Paul Carey, a member of the Grant Township board, said the township maintains Maple Grove, as well as Sunnydale Park Cemetery just north of 101st on Hydraulic.

Carey said the township became involved with the title to the cemetery when Park City wanted to erect its water tower on land it annexed north of the cemetery.

“We gave them an easement in exchange for them putting up a new chainlink fence for the cemetery," Carey said. “The easement saved them a couple of bores, and helped them get water to their new developments. And we needed a new fence."

Carey said he and Marshall have discussed the unmarked graves Marshall says are both inside and outside the cemetery fence.

Carey said he has no knowledge of the graves, but said if there are unmarked graves close to where Park City put its water tower, the construction company likely would have disturbed the graves during construction.

“That's a million-gallon water tower," Carey said, “and it would have to have a pretty big base. If there were graves there, they should have hit them because they had to go down twice as deep as any grave."

Jack Whitson, city administrator in Park City, said the original site of the tower had to be shifted 25 feet to the north because of poor soil conditions.

That was after the construction company had dug a hole, he said, adding that he didn't see any sign of graves or bodies during the digging, which originally was within 10 feet of the north cemetery fence.

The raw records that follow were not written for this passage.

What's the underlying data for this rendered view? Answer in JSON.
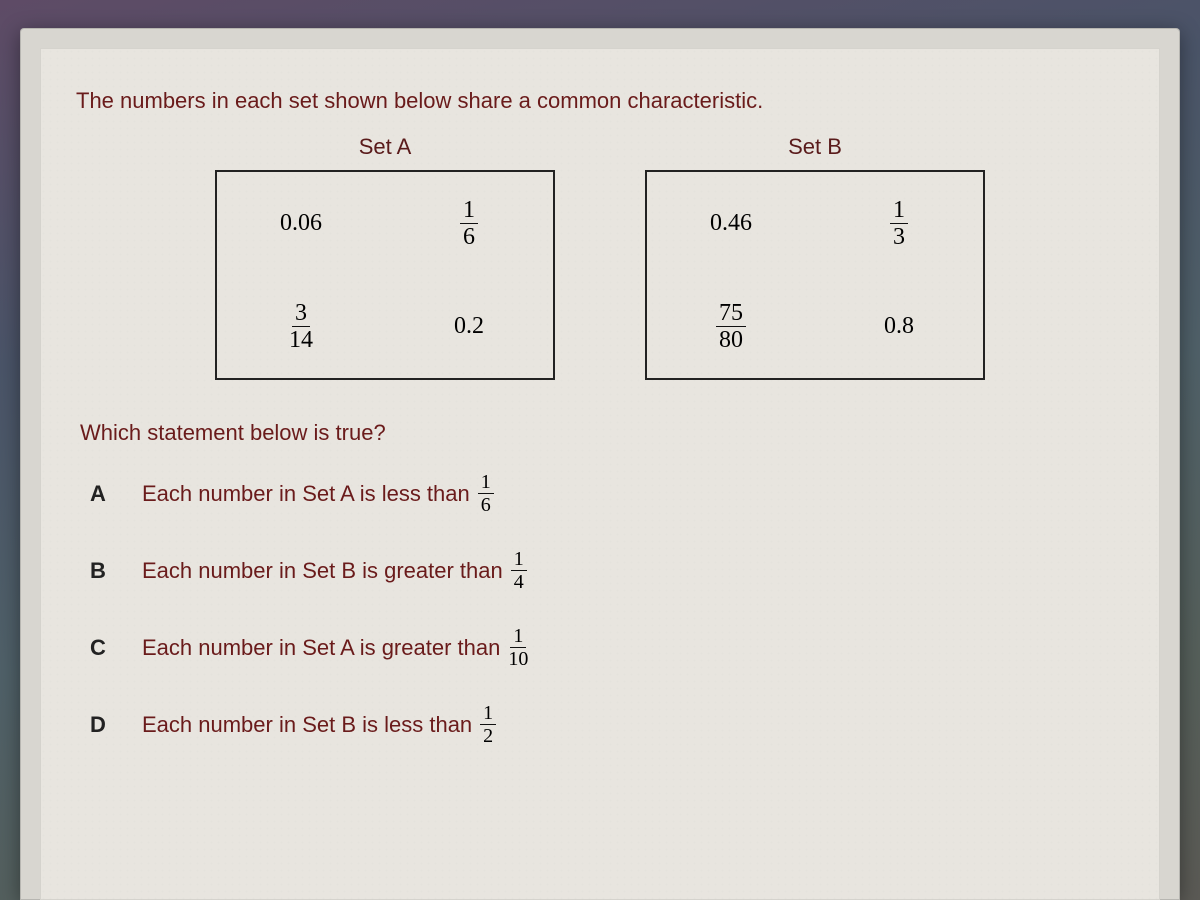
{
  "intro": "The numbers in each set shown below share a common characteristic.",
  "sets": {
    "a": {
      "title": "Set A",
      "cells": {
        "tl": {
          "type": "dec",
          "value": "0.06"
        },
        "tr": {
          "type": "frac",
          "n": "1",
          "d": "6"
        },
        "bl": {
          "type": "frac",
          "n": "3",
          "d": "14"
        },
        "br": {
          "type": "dec",
          "value": "0.2"
        }
      }
    },
    "b": {
      "title": "Set B",
      "cells": {
        "tl": {
          "type": "dec",
          "value": "0.46"
        },
        "tr": {
          "type": "frac",
          "n": "1",
          "d": "3"
        },
        "bl": {
          "type": "frac",
          "n": "75",
          "d": "80"
        },
        "br": {
          "type": "dec",
          "value": "0.8"
        }
      }
    }
  },
  "question": "Which statement below is true?",
  "options": [
    {
      "letter": "A",
      "text": "Each number in Set A is less than",
      "frac": {
        "n": "1",
        "d": "6"
      }
    },
    {
      "letter": "B",
      "text": "Each number in Set B is greater than",
      "frac": {
        "n": "1",
        "d": "4"
      }
    },
    {
      "letter": "C",
      "text": "Each number in Set A is greater than",
      "frac": {
        "n": "1",
        "d": "10"
      }
    },
    {
      "letter": "D",
      "text": "Each number in Set B is less than",
      "frac": {
        "n": "1",
        "d": "2"
      }
    }
  ]
}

Like Carey, Whitson said the base of the water tower is huge.

Marshall said he detected some unmarked graves just beyond the north fence near the water line that leads to the water tower. He said he did not dowse
for graves near the tower.

Carey said records for the cemetery are incomplete or missing. He's not sure if or when the township received the records.

Besides Thompson, who was buried in 1989, Carey said the  most recent grave belongs to Marie A. Cowan, who died in 1993, just nine months short of her 100th birthday.

Because cemetery records are incomplete, no other graves will be dug at Maple Grove.

“Since we don't have an accurate map, we don't know what still is available, or where," Carey said.